Il faut maintenant revenir brièvement au Maroc pour établir le point suivant. Nous avons maintenu un dirham relativement fort tout en signant un accord de libre échange avec la Turquie. Il en a résulté un afflux massif de produits turcs, qui a déstabilisé certains de nos secteurs, notamment le textile (mais aussi l’acier). Côté face : notre propre classe moyenne a pu accéder à un confort additionnel : un offre diversifiée de textile et d’ameublement à un meilleur prix, des supermarchés BIM vendant, de temps à autres, des biens d’équipement à des tarifs imbattables. Côté pile : notre balance commerciale est piteuse et on a perdu quelques 350 000 emplois (estimation purement subjective sur le textile, mais pas seulement à cause des Turcs, cela dit).

Aurait-on pu mieux faire ?

Sans doute, et pas uniquement en termes de négociations du traité commercial. Le problème de la croissance et de la compétitivité marocaine est, à mon sens, celle de la croissance des petites et moyennes entreprises. Elles n’investissent, ne s’endettent, ne grandissent et n’embauchent jamais assez. Pourquoi ? Pour moi, deux éléments (totalement subjectifs encore une fois) expliquent cet état de fait.

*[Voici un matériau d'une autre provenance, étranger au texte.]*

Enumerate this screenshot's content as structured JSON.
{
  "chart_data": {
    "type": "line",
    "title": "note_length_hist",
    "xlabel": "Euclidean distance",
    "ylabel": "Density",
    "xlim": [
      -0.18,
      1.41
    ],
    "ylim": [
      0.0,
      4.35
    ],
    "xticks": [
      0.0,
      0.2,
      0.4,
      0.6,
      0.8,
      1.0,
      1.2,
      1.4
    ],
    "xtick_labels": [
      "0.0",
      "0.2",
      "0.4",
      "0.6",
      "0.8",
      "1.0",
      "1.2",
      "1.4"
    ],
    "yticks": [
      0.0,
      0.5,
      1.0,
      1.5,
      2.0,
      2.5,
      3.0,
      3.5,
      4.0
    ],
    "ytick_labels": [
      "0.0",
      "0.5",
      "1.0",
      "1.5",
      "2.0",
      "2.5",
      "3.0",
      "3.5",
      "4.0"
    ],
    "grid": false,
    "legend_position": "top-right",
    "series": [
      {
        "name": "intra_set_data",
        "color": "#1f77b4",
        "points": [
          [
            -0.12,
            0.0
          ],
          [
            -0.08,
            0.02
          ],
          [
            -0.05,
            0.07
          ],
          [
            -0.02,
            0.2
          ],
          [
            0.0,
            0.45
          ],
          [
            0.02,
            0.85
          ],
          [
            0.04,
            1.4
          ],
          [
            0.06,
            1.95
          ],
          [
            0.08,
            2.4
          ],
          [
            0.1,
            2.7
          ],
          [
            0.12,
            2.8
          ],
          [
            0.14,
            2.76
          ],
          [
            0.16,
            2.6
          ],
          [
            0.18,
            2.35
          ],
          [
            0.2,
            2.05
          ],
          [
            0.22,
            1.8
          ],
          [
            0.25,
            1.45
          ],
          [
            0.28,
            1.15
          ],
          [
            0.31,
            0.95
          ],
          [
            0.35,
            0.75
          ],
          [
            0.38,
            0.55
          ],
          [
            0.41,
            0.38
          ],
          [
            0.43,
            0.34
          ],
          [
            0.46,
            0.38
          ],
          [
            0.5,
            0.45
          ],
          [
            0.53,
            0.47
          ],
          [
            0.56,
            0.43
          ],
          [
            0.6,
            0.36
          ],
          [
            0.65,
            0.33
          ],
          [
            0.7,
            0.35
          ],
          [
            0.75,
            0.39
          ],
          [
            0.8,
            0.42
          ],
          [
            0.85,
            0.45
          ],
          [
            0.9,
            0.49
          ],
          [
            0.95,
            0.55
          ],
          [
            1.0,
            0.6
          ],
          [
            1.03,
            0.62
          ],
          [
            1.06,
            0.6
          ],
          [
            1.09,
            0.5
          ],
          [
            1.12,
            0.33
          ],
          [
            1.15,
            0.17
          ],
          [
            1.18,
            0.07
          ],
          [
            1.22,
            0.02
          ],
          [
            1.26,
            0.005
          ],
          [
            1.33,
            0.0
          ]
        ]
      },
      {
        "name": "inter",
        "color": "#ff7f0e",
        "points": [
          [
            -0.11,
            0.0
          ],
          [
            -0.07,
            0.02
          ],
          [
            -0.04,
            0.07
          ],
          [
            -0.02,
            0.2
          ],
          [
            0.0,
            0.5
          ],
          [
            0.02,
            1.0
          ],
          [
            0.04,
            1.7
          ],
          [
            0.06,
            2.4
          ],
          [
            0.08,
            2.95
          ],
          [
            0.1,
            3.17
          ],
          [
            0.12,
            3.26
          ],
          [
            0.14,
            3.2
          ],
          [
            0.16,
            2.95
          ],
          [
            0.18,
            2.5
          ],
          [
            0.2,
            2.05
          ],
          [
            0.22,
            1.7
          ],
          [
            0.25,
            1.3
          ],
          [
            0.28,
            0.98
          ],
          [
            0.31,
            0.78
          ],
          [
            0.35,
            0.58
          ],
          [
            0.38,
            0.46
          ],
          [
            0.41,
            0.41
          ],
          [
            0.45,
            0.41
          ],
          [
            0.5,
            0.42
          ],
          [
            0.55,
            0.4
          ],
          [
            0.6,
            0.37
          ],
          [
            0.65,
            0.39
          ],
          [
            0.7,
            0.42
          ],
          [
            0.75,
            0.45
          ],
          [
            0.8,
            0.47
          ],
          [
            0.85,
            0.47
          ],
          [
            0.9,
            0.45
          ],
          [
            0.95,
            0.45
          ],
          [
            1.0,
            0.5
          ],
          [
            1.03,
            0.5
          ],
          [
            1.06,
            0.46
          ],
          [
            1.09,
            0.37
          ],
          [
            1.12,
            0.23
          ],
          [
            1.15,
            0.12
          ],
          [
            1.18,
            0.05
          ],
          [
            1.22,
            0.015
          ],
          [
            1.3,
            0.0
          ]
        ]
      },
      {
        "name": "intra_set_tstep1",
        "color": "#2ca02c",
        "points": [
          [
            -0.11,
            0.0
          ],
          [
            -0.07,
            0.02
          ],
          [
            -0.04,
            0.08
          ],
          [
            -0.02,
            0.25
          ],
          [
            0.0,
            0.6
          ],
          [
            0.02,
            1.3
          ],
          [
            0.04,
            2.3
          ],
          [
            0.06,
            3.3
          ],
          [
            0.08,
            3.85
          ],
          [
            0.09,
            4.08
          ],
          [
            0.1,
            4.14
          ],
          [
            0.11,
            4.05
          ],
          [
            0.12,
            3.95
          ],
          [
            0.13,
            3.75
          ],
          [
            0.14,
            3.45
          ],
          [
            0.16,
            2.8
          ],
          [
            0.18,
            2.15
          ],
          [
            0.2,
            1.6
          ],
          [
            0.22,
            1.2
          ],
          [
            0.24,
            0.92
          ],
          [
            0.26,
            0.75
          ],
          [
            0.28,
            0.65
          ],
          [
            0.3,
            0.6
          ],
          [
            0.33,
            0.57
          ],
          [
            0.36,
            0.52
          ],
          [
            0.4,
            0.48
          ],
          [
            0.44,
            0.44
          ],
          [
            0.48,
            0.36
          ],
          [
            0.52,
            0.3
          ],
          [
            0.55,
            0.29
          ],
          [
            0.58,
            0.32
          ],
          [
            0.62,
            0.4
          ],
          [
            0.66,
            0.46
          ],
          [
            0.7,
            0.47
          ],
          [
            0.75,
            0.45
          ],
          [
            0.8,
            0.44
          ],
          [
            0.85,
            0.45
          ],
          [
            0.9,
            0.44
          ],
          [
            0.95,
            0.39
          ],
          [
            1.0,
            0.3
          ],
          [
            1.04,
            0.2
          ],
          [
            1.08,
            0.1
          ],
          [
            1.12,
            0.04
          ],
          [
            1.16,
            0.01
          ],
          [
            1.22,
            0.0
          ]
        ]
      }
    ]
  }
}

Le premier est le rapport à la régulation de l’économie. Le Maroc se débat entre un secteur informel et bordélique à la productivité faible, et un secteur formel contraint comme un sprinter en smoking, et perclus de secteurs « protégés », monopoles, et autres oligopoles. Résultat : personne n’a intérêt à « basculer » dans le formel, et ceux qui n’ont pas le choix ont tendance à sous-capitaliser l’activité. Dès qu’on gagne un peu d’argent, on le met dans quelque chose de solide : un appartement, un terrain. Résultat des courses : pas de marché financier non plus, et un marché de l’immobilier qui devient l’un des principaux facteur de coût à l’investissement. Tellement cher pour sa rentabilité supposé, et pourtant cher, même si personne ne l’achète. Curieux paradoxe marocain, du terrain qui coute des milliards, que personne ne veut acheter et ça tombe bien car il n’est pas à vendre.

C’est une réserve de valeur.

Le second découle du premier, mais il est plus spécifique : c’est la difficulté à accéder au crédit. Mais je vais m’arrêter là car je dois descendre de l’avion.